After spending an hour coaxing Kathy into his car, Margiotta said, he drove her a half-hour away to a crisis center, only to be told they wouldn’t accept her because she was drunk. They sent him to a detox center back downtown, but when he got there, they said they couldn’t take her because she was suicidal. He said he finally had to take her to the hospital.
“Why would a cop want to drive a drunk person around town and be told, ‘No’?” he said.
What crisis center officials didn’t understand, Margiotta said, was that police are their most important customers. Without making it easy for police, more than half of all patients would keep ending up in hospital emergency departments where they would wait hours or days for psychiatric help.
In 2004, Dr. Chris Carson, a psychiatric emergency physician who was working in Texas, came to Arizona to work with Margiotta, other crisis providers and the Regional Behavioral Health Authority in central Arizona to create what would become the most comprehensive system of crisis care in the country.
“Our mission was simple: Keep people in a mental health crisis out of hospitals,” Carson said. He had done it at a community-based hospital in Dallas, but the state never expanded the system.

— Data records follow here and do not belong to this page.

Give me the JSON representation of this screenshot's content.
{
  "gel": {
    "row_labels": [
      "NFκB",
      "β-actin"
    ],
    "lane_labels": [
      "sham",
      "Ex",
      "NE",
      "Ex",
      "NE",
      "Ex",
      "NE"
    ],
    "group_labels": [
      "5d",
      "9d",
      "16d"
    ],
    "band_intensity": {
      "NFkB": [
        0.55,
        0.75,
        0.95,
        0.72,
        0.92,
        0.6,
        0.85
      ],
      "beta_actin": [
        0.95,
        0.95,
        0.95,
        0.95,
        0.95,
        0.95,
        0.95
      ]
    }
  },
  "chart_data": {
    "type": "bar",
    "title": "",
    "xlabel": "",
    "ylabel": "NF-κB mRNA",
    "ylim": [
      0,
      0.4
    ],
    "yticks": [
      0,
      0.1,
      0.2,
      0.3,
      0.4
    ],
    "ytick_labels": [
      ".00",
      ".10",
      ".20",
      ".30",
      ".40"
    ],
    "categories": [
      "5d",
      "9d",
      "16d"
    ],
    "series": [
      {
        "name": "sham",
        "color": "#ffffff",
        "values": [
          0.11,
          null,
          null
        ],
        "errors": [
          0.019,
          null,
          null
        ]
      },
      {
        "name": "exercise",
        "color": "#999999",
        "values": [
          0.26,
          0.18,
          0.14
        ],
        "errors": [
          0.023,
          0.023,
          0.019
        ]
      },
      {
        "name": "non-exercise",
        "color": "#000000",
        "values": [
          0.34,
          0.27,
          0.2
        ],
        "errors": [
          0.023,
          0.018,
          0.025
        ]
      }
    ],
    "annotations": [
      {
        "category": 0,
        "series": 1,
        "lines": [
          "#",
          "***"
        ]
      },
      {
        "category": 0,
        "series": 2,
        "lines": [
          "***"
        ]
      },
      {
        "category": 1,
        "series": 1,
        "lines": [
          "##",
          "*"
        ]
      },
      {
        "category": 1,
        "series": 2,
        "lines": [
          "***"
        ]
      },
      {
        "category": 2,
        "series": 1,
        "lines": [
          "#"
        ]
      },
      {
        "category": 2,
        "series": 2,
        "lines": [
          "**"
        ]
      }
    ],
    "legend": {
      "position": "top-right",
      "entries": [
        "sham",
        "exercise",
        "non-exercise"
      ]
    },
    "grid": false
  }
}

“It wasn’t easy,” he said. “Arizona already had a few crisis centers. But there were long waits for the police, long waits for the patients and poor connections with outside services. So, we began a process that’s gone on for 16 years now of modifying and developing a more intentional crisis system.
“We fought over everything — the recliner chairs, the blue hospital suits, shift changes — everything,” Carson said. “I still have the scars to show for it.”
Christine Vestal is a staff writer for Stateline.